Я испробовал обезоруживающе виноватую улыбку, но она маму не обезоружила. Пришлось лечь спать без ужина, но ничего страшного: когда я злюсь, мне не хочется есть.
* * *
Назавтра в половине одиннадцатого, припарковав машину напротив пляжного магазинчика, мама распахнула дверцу и бросила мне с угрожающим видом:
— Давай выходи быстро, ты знаешь, что надо делать!
Мои мучения начались сразу после завтрака. Пришлось сматывать нить, аккуратно, чтобы вернуть катушке первозданный вид, складывать крылья моего орла и перевязывать их лентой, которую дала мне мама. Путь к магазинчику мы проделали в торжественном молчании. Затем последовало продолжение пытки: мне предстояло пройти по эспланаде до прилавка и вернуть змея продавцу, извинившись, что злоупотребил его доверием. Я зашагал, сутуля плечи, с воздушным змеем под мышкой.
Мама из машины видела картинку, но без звука. Я подошел к продавцу с видом мученика и сказал, что у мамы не хватает денег на мой день рождения, так что заплатить за орла она не может. Продавец возразил, что это не очень дорогой подарок. Я ответил на это, мол, моя мама так прижимиста, что слова «недорогой» для нее просто не существует. Мне очень жаль, добавил я, но змей совсем как новенький, он летал всего один раз, и то невысоко. В возмещение ущерба я предложил помочь ему убраться в магазине. Воззвал к его милосердию: ведь если я уйду, не решив проблему, то не получу подарка и на Рождество. Речь моя, должно быть, прозвучала убедительно: продавец проникся ко мне сочувствием. Он бросил сердитый взгляд на мою маму и, подмигнув, сказал, что с радостью подарит мне этого змея. Он даже хотел пойти сказать маме пару слов, но я его отговорил: это была плохая идея. Я несколько раз поблагодарил его и попросил пока оставить мой подарок у себя: я зайду за ним попозже. Потом я вернулся к машине и поклялся, что миссию свою выполнил. Мама разрешила мне пойти поиграть на пляже и уехала.

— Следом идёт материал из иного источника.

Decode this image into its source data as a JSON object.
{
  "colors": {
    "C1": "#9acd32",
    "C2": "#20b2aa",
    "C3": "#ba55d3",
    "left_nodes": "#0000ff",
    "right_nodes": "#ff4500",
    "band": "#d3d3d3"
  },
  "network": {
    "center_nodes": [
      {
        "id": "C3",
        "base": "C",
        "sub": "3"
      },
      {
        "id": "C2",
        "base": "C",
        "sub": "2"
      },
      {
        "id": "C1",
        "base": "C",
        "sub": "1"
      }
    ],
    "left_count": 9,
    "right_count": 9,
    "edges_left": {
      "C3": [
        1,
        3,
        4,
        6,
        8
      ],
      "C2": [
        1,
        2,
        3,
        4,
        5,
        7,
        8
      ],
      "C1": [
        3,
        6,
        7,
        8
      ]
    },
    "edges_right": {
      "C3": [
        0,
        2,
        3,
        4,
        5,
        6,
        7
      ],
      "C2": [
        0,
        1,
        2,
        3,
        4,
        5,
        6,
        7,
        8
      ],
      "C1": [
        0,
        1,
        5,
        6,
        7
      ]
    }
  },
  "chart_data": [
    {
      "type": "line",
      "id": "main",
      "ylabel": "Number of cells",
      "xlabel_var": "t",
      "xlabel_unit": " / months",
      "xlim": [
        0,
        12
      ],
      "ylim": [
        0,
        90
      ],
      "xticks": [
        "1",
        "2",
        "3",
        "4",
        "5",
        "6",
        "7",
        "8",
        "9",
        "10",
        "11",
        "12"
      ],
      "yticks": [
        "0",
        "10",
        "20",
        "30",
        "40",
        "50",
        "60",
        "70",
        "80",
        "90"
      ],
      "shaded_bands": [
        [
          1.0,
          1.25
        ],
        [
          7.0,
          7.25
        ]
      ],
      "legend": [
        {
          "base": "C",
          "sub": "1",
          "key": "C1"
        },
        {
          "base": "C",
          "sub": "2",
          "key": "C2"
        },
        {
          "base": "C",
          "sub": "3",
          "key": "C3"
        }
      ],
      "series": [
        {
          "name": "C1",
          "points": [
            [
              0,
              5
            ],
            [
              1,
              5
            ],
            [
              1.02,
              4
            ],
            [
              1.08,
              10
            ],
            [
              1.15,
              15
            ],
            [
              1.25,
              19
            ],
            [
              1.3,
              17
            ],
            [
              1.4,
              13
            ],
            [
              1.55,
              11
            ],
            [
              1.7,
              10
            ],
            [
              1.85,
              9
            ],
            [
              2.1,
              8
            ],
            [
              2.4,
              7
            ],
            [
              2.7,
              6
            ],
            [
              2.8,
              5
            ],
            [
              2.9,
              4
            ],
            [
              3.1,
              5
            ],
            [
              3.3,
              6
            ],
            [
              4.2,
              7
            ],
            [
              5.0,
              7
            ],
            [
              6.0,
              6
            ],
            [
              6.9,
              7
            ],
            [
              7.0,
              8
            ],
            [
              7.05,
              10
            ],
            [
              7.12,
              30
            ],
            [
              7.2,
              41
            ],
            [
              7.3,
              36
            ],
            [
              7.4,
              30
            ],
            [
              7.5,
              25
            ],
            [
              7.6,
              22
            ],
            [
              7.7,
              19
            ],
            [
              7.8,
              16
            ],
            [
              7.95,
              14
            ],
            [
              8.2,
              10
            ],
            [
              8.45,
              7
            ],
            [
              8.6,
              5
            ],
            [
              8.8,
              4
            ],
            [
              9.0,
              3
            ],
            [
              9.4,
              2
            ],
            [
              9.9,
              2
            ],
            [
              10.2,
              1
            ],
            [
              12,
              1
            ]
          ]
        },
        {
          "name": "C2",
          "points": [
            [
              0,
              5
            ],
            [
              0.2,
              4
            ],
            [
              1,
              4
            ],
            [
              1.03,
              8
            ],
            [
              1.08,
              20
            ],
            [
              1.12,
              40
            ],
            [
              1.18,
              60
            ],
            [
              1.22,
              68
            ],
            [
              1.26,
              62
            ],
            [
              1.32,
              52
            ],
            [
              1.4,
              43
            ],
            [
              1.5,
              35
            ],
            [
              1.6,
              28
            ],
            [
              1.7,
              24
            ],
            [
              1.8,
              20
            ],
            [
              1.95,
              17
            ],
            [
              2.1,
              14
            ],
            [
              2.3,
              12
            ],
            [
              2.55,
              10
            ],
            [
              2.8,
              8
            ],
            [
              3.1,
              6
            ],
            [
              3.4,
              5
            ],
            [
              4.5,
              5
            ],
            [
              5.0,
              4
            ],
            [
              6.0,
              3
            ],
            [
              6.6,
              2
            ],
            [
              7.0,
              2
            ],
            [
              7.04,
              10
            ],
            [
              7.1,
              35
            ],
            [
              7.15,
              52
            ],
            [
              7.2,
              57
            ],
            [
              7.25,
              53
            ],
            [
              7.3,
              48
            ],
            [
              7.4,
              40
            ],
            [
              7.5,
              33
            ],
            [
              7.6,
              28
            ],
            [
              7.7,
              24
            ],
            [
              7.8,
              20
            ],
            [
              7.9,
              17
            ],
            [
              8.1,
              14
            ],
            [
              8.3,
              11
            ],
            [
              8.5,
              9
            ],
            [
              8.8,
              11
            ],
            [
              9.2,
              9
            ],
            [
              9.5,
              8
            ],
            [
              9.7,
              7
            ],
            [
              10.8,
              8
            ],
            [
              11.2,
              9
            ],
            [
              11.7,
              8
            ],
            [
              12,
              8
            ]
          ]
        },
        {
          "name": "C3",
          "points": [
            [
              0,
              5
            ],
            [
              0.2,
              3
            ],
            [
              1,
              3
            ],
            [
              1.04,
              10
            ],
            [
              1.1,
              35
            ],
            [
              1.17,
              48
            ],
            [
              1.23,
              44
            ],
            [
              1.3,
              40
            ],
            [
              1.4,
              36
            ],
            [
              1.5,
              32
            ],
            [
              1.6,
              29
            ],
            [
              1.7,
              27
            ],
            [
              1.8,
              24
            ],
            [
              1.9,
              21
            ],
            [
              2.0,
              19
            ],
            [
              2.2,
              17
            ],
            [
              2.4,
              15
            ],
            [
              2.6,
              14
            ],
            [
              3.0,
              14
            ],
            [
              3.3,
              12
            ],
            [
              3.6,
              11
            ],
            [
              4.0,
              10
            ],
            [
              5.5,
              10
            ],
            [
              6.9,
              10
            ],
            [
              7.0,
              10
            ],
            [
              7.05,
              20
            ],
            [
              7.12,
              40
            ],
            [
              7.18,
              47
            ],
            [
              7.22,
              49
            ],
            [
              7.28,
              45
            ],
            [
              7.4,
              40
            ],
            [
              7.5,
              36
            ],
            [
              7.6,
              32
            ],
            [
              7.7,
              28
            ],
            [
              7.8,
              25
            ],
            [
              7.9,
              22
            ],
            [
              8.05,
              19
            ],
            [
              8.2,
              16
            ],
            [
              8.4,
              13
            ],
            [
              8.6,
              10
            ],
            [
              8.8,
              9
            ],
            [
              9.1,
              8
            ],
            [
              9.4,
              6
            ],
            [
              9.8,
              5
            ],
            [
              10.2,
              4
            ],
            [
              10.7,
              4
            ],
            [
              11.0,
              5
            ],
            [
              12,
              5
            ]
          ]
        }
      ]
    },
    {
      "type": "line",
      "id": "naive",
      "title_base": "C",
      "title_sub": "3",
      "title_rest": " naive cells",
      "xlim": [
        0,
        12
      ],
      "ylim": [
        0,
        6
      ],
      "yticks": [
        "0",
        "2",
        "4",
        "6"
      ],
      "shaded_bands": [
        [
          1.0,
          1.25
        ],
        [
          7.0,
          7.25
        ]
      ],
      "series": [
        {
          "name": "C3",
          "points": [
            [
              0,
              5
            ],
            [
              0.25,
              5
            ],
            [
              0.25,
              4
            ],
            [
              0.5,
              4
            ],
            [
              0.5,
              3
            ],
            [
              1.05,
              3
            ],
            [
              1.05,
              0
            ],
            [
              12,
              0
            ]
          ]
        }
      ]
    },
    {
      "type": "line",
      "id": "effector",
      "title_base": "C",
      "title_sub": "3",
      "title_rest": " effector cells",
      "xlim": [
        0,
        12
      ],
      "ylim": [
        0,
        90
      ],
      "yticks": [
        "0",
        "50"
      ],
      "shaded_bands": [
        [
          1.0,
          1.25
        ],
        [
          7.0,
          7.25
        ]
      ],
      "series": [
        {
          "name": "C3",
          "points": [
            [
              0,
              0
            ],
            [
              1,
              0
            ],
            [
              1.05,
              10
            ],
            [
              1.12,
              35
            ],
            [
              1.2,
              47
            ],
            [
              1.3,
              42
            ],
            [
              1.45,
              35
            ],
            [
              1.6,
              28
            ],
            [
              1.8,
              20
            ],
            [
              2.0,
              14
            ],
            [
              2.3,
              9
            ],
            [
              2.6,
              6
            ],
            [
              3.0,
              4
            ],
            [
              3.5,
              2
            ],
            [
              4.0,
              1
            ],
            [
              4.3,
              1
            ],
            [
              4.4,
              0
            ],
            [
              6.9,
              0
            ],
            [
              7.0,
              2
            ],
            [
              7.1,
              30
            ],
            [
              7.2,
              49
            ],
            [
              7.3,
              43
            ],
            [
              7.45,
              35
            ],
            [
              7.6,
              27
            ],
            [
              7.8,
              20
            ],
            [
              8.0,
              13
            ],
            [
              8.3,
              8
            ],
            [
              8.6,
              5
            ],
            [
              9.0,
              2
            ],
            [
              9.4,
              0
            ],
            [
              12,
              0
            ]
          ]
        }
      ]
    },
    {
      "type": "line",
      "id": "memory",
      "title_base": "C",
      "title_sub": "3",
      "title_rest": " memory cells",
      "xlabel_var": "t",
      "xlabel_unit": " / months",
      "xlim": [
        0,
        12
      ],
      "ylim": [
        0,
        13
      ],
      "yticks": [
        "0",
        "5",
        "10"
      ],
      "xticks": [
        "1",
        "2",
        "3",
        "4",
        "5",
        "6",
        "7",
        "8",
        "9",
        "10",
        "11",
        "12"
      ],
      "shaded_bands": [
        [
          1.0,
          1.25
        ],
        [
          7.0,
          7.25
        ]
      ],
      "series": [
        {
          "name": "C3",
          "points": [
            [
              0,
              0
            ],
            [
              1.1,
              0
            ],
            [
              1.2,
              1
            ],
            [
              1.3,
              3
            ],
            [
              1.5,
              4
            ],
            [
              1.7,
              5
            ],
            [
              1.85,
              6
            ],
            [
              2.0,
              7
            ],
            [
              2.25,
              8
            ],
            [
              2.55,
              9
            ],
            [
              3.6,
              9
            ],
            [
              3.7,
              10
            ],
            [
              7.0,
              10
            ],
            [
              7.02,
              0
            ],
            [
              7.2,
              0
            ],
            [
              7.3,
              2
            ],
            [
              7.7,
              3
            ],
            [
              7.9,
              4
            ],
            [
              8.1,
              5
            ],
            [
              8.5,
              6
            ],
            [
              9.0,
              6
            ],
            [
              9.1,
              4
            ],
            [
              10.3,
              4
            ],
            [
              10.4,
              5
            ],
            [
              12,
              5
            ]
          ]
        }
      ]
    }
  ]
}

Нехорошо, конечно, что я наговорил о ней гадостей, но, с другой стороны, это была месть.
Как только ее машина скрылась, я по-быстрому забрал орла и побежал на пляж, где в это время был отлив. Запускать змея, хрустя ракушками под ногами, — в этом есть что-то божественное.

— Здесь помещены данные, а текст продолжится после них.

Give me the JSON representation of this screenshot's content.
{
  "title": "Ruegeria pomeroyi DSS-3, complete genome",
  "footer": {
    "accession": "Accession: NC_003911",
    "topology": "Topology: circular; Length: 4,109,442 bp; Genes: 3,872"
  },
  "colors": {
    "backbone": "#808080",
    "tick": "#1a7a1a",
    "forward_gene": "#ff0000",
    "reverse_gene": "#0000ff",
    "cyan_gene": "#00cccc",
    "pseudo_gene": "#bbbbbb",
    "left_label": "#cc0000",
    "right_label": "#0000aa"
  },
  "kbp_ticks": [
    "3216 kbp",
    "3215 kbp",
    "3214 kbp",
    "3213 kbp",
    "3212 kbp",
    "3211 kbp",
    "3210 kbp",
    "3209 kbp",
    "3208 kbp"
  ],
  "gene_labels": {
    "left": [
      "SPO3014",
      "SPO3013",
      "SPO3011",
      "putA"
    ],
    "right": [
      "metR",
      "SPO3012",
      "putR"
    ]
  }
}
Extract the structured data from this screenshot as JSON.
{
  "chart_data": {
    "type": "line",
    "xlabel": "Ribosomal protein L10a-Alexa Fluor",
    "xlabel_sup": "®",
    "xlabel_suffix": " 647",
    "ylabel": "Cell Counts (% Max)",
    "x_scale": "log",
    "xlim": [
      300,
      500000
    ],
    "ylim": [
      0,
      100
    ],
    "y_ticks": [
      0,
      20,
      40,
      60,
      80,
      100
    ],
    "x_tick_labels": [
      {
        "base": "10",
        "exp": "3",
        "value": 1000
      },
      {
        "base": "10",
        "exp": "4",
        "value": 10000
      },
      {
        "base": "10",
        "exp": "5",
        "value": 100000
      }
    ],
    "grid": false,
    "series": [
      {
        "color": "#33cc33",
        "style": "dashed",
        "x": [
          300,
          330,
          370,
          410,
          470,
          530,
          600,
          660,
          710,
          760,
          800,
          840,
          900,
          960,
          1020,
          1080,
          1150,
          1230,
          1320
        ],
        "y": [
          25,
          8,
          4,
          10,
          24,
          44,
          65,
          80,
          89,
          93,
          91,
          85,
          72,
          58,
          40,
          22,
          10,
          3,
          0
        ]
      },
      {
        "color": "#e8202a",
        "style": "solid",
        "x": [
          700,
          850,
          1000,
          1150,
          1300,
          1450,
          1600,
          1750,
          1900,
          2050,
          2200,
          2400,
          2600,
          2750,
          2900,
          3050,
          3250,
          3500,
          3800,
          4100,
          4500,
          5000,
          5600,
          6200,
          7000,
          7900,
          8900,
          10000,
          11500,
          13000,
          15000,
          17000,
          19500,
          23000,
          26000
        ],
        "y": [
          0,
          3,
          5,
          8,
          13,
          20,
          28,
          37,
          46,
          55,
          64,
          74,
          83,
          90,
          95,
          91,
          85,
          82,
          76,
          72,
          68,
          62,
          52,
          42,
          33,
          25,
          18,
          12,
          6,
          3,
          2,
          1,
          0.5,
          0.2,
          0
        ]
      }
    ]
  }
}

Ветер был сильнее вчерашнего, и катушка разматывалась быстро. Резко дернув за шпагат, я исполнил первую фигуру — почти идеальную четверть восьмерки. Тень от змея скользила по песку далеко от меня. И вдруг я увидел совсем рядом другую тень, знакомую. Я чуть не выпустил орла. Справа от меня стояла Клеа.
Она положила свою ладонь на мою, но не для того, чтобы удержать меня за руку, — ей хотелось взяться за нить воздушного змея. Я доверил ей катушку: Клеа так неотразимо улыбалась, что ей было невозможно отказать ни в чем.
Должно быть, это была не первая ее попытка. Клеа управлялась со змеем так ловко, что дух захватывало. Ей запросто давались полные восьмерки и идеально ровные змейки. У Клеа был дар воздушной поэзии, она умела писать в небе буквы. Поняв наконец, что она делает, я прочел: «Я по тебе скучала». Девочка, которая пишет вам «Я по тебе скучала» воздушным змеем, — такое не забудется.
Клеа опустила змея, повернулась ко мне и села на мокрый песок. Наши тени сошлись. Тень Клеа наклонилась ко мне:
— Я не знаю, отчего мне больнее, от смешков за спиной или от сочувственных взглядов. Кто может привязаться к девочке, которая не умеет разговаривать, а вместо смеха вскрикивает? Кто успокоит меня, когда мне страшно? А мне уже так страшно, что я совсем ничего не слышу, даже в голове. Мне страшно вырасти, я одна, и мои дни похожи на бесконечные ночи, сквозь которые я иду, как автомат.
Ни одна девочка на свете не сказала бы такого мальчику, с которым едва знакома. Этих слов Клеа не произносила, их нашептала мне на пляже ее тень, и я наконец понял, почему она звала на помощь.